To investigate the role of ZnCM NPs in the regulation of zinc ion homeostasis towards DC tolerogenicity, we first explored the expression of surface markers (signals 1 and 2) on igDCs via flow cytometry analysis (Fig. 3c). Upon stimulation with LPS, igDCs (vehicle) exhibited higher expression of CD86, CD80 and MHC class II on CD11c + cells, which indicated the activation of igDCs. However, after administration of both ZnC and ZnCM NPs, the DC levels of CD86, CD80 and MHC class II (signals 1 and 2) decreased significantly compared with the vehicle group, indicating the suppressed immunogenicity of DCs after zinc supplementation. Further immunofluorescent staining confirmed the above findings (Additional file 1: Figure S4), as demonstrated by the decrease in signal 1- and signal 2-positive staining of the DC maturation surface markers after Zn2+ NP treatments compared with Vehicle treatment. All these data showed that ZnO2-based NPs could switch igDCs towards tDCs, which was attributed to the increased intracellular Zn2+ and O2 concentrations.

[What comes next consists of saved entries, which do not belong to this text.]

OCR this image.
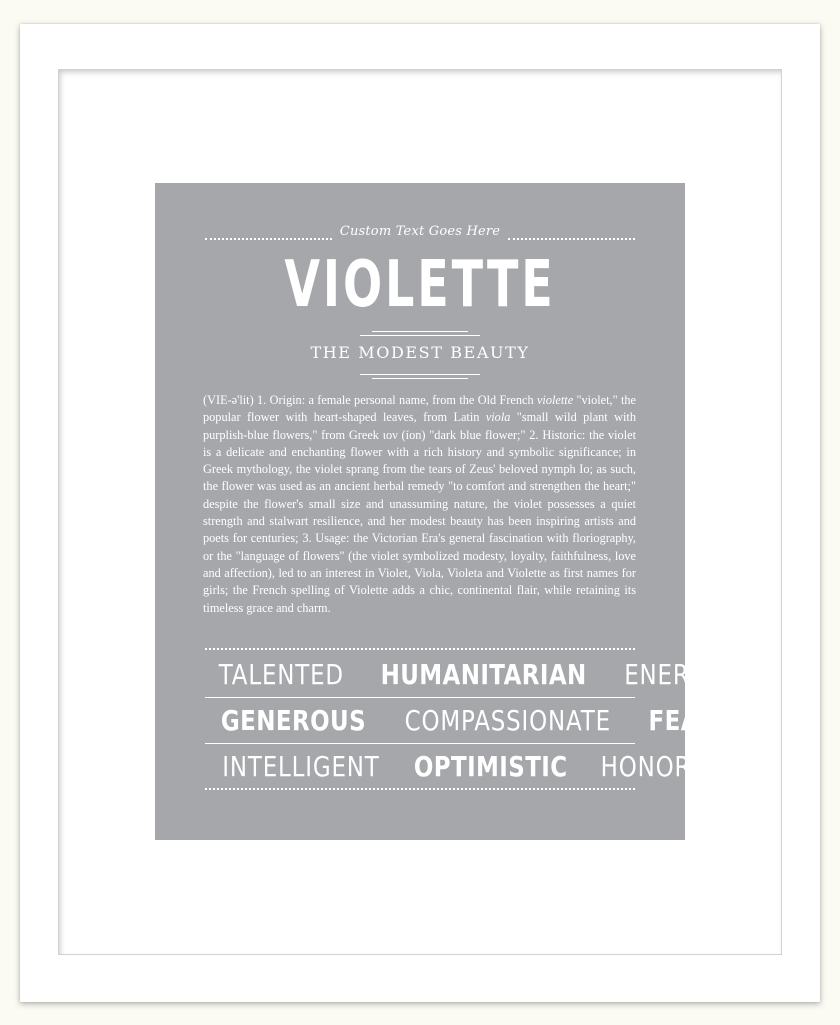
Custom Text Goes Here
VIOLETTE
THE MODEST BEAUTY
(VIE-ə'lit) 1. Origin: a female personal name, from the Old French violette "violet," the popular flower with heart-shaped leaves, from Latin viola "small wild plant with purplish-blue flowers," from Greek ιον (íon) "dark blue flower;" 2. Historic: the violet is a delicate and enchanting flower with a rich history and symbolic significance; in Greek mythology, the violet sprang from the tears of Zeus' beloved nymph Io; as such, the flower was used as an ancient herbal remedy "to comfort and strengthen the heart;" despite the flower's small size and unassuming nature, the violet possesses a quiet strength and stalwart resilience, and her modest beauty has been inspiring artists and poets for centuries; 3. Usage: the Victorian Era's general fascination with floriography, or the "language of flowers" (the violet symbolized modesty, loyalty, faithfulness, love and affection), led to an interest in Violet, Viola, Violeta and Violette as first names for girls; the French spelling of Violette adds a chic, continental flair, while retaining its timeless grace and charm.
TALENTED HUMANITARIAN ENERGETIC
GENEROUS COMPASSIONATE FEARLESS
INTELLIGENT OPTIMISTIC HONORABLE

Upon LPS stimulation of surface ligands, DCs activate NF-κB phosphorylation to promote targeted mRNA transcription, including IL-1, IL-6, IL-12α, IL-12β, and TNF-α (signal 3), thereby triggering a subsequent immune response . Herein, we found that after stimulation with LPS, igDCs were activated, as demonstrated by the increased mRNA levels of IL-1, IL-6, IL-12α, IL-12β, and TNF-α compared with the those of the Ctrl. However, ZnC NPs decreased the mRNA levels of IL-1, IL-6, and IL-12β, while ZnCM NPs significantly inhibited those of IL-1, IL-12β, and TNF-α in contrast with LPS-induced vehicle (Additional file 1: Figure S5a). Cytometric bead array (CBA) immunoassays also showed that igDCs could produce larger amounts of IL-6, IL-12, and TNF-α than Ctrl cells, which were reduced significantly in response to ZnC and ZnCM NP administration (Additional file 1: Figure S5b). These data indicated that ZnCM NPs potently suppressed LPS-induced DC immunogenicity by repressing signals 1, 2 and 3, implying the potential immune tolerogenicity of ZnCM NPs in vitro.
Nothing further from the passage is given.